At Intel Innovation 2022, QCT and Intel showcased their workload optimization work. It wasn’t the flashiest demo, but looking at our notes again, it made more sense. When we look to next-generation platforms, as well as those deployed today, the impact of low optimization is huge in terms of performance and power consumption.
QCT on Application Profiling at Intel Innovation 2022
Here is QCT’s slide on profiling and tuning WRF. WRF, for those who don’t know, is a weather simulation tool. It is a well-known HPC workload that has dedicated clusters to run it. Something that can be seen is that the goal is optimization by running the software and seeing how it works.
This brings us to the question of how QCT does this with its customers. Something we didn’t cover much during Intel Innovation 2022, but it was an interesting conversation, was the conversation of Brendan Gregg (a former performance manager at Netflix). There he showed CPU flame graphs as a way to see the execution time spent on different parts of the stack.
Intel has extended this to go beyond just the CPU, but also for off-CPU flame graphics. HPC workloads often involve transferring data from one node to another, and so there is a performance strain on a cluster while waiting for things like moving data.
Intel also has CPI flame graphics. If you can see the dark blue bar below, it’s a process waiting for IO.
Earlier this year, Intel acquired a company called Granulate for $650 million. We have noticed that QCT uses Intel Granulate and gProfiler with its clients to detect these performance bottlenecks.
If you use gProfiler, you will see heavy use of flame graphics.
These flame graphs then help to fuel two different optimization paths. The first is code optimization, and that’s what Intel’s keynote at Innovation 2022 focused on. On the QCT side, it works with customers to use that data to tune systems and clusters.
It can be everything from used libraries, to basic BIOS settings, kernel settings and also cluster hardware.

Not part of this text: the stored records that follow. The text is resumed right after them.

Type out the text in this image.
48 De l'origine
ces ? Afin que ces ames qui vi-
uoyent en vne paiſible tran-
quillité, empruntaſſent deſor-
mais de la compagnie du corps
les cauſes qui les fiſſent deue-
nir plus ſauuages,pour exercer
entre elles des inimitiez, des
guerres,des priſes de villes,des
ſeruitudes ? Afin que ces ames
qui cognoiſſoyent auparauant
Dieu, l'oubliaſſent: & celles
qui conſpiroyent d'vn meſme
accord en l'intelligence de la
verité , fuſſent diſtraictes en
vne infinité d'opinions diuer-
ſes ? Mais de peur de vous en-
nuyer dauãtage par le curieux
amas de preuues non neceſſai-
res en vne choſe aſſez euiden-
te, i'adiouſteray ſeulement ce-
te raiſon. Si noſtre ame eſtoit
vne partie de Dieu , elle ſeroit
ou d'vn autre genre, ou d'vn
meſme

When we are on trade shows it is often easy to understand the WRF simulation output as it usually involves weather forecast and map. The material is also easy to observe because it is in plain sight.
What we don’t focus on so much, and perhaps should, are tools like Intel’s Granulate gProfiler and the efforts to apply them by companies like QCT. Large, very large-scale clients often have sophisticated tools that allow them to do this work. Now smaller organizations have access to this software, and it looks like QCT is now offering a service.